Josep Borrell condemned the strike and the head of the World Health Organization, Tedros Adhanom Ghebreyesus, reiterated his call “for an immediate ceasefire and the protection of civilians.”

Moved for the “fifth time”

The war was triggered by an unprecedented attack by Hamas commandos infiltrated from Gaza into southern Israel on October 7, which killed 1,197 people, mostly civilians, according to an AFP tally based on official Israeli data.

Of the 251 people abducted, 111 are still being held in Gaza, 39 of whom have died, according to the army.

The Israeli response offensive has left at least 39,258 dead, according to data from the Hamas-run Gaza government’s health ministry, which does not provide details on the number of civilians and fighters killed.

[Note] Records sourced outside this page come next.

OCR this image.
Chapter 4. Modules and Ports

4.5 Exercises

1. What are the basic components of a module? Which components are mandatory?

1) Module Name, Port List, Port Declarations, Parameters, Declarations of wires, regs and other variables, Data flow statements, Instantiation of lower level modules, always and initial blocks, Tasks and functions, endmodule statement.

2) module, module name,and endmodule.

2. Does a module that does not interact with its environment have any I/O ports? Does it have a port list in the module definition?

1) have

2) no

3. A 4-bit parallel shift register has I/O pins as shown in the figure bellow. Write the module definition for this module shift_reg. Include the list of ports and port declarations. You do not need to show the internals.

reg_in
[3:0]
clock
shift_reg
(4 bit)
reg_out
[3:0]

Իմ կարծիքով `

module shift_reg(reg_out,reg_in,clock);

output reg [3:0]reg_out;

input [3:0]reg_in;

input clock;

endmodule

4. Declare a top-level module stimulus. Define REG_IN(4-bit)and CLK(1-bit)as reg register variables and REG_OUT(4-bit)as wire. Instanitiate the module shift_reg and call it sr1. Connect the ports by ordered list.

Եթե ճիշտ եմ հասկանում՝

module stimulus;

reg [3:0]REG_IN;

In recent months, the Israeli army has returned to several areas of Palestinian territory from which it had claimed to have driven Hamas out, such as Khan Younis.

It expanded its operations in the southern Gaza Strip city on Monday after rockets were fired from the area toward Israel.

Around 170 people were killed and hundreds injured in six days, a spokesman for the Civil Defense, Mahmoud Bassal, told AFP on Saturday.

In this context, the army has called on residents of several neighborhoods in the city to evacuate to al-Mawasi, further west, an area designated a “humanitarian zone.” But Palestinians are afraid to go there, as the area has already been targeted by Israeli bombings.

PHOTO BASHAR TALEB, AGENCE FRANCE-PRESSE

An injured child is taken to Nasser Hospital in Khan Younis

According to the UN, more than 180,000 Palestinians have fled Khan Younis since Monday. “This is the fifth time I have been displaced,” one of them told AFP.

Four people were also killed on Saturday and several injured in Rafah (south) by an air strike, doctors told AFP.

The Israeli army said it had “eliminated armed terrorist cells” in several areas.

The health and humanitarian situation is dire for Gaza’s estimated 2.4 million inhabitants.

After the failure of multiple negotiations on a truce associated with the release of hostages, a meeting of representatives of the mediators – Egypt, the United States, Qatar – with the head of Israeli intelligence is planned for Sunday in Rome, according to Al-Qahera News, a media outlet close to Egyptian intelligence.

Considered a terrorist organization by Israel, the United States and the European Union, Hamas, which took power in Gaza in 2007, accuses Benjamin Netanyahu, who has sworn to destroy it, of blocking any agreement.

On Saturday evening in Tel Aviv, a new demonstration was held for the release of the hostages and against the Israeli government.